Extraction

Extraction is done by keeping track of a queue of work items for each subject. The work items queue starts with the subjects and grows as rows in new tables are added by processing relations. The procedure is complete as soon as the queue is empty.

The procedure

The procedure is as follows

  1. Add all subject tables/columns/values to the work item queue
  2. Fetch an item from the queue
  3. Skip the item if the table, column, subject and values have already been processed
  4. Query for the table/column/values
  5. For each row, process the subject’s relationships
  6. For each row, null any nullable foreign keys that didn’t have their relationship processed
  7. If a row has been seen in a previous iteration, merge in any not null values for columns that may have been made null.
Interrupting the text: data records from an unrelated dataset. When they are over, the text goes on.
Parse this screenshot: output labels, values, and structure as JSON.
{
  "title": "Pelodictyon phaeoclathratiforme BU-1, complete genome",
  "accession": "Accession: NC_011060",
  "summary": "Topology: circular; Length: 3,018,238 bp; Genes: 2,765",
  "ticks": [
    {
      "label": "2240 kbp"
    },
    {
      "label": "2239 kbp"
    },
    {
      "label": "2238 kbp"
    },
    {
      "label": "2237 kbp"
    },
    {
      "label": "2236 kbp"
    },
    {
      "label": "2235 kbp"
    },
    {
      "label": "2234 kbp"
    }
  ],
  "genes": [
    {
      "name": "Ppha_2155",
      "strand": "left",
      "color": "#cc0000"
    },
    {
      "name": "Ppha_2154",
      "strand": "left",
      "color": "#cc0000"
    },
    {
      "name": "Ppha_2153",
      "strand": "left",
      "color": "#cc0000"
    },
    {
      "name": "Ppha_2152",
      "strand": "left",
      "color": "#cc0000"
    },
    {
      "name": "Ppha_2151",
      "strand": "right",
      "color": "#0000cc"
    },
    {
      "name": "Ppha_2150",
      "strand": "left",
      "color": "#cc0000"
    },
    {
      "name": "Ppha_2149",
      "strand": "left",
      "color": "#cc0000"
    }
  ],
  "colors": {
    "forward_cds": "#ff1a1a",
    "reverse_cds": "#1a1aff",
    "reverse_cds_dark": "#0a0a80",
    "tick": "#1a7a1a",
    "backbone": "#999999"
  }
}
This ensures that if a row is seen twice and the second time is processed with more relationships, then the final row contains foreign key values for the new relationships.
  8. Repeat step 2 if the queue isn’t empty

Identical rows

Identical rows for a table are processed by using an effective primary key. This is:

  1. The table’s primary key, if available
  2. Otherwise, if available, the first discovered most restrictive unique index
  3. Otherwise, the entire row is treated as unique, but duplicate rows are allowed. Duplicates are counted and the row will be inserted the correct amount of times.

Using explain

When running from the command line, use the --explain option to get a detailed view of the extraction procedure. The output of the script will have details about each query and processed relationships.

When running with explain, a query is done for each individual row instead of batching them using SQL IN statements. This makes the procedure much slower, but this is needed to be able to identify exactly where a row is coming from. The Examples all contain the output of --explain.